When the medical evidence of record conflicts, "the ALJ may choose whom to credit but cannot reject evidence for no reason or for the wrong reason.'" Plummer v. Apfel , 186 F.3d 422, 429 (3d Cir. 1999). The ALJ may reject a treating physician's opinion outright only on the basis of contradictory medical evidence, and not on the basis of the Commissioner's own judgment or speculation, although he may afford a treating physician's opinion more or less weight depending upon the extent to which supporting explanations are provided. See Plummer , 186 F.3d at 429.

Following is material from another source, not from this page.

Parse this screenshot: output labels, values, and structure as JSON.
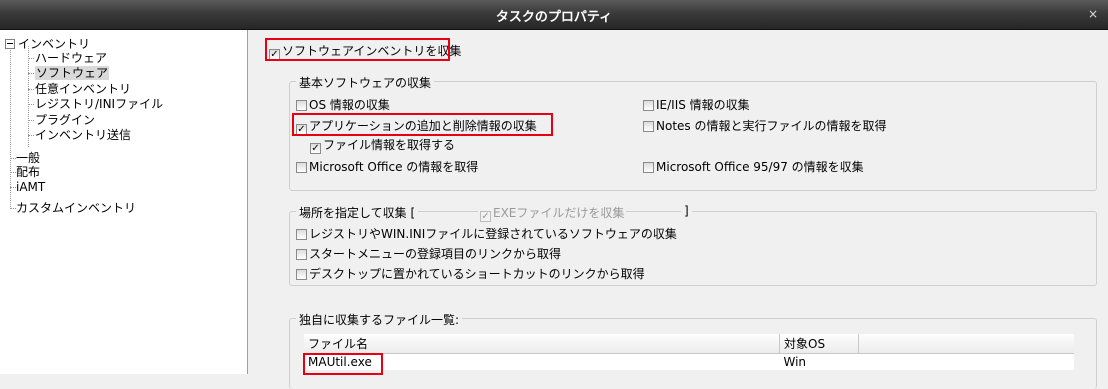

We find that the ALJ provided substantial evidence for his determination that Plaintiff could perform a full range of sedentary work taking into account her various impairments. Plaintiffs complaints alone do not serve to provide a medical record that will support a determination of disability. There must be medical evidence from treating physicians, examining physicians, and non-examining physicians or some combination of the three that agrees with the claims that Plaintiff makes to support a finding of disability. In this case we have a plethora of information from Plaintiff s infancy and childhood that substantiates her claims. However, Plaintiffs recent records indicate bouts of illness and fatigue but no ongoing treatment that would demonstrate that the Plaintiff is disabled. The report of Dr. Kalata provides the most support for Plaintiffs case, but on its own, and in light of the other medical evidence of record, it does not support a determination of disability. Therefore, it is our opinion the ALJ's determination is supported by substantial evidence of record.

VI. Conclusion

For the foregoing reasons, we conclude that there is substantial evidence existing in the record to support the Commissioner's decision that Plaintiff is not disabled, and therefore, the Defendant's Motion for Summary Judgment is granted. The Plaintiffs Motion for Summary Judgment is denied. An appropriate order will be entered.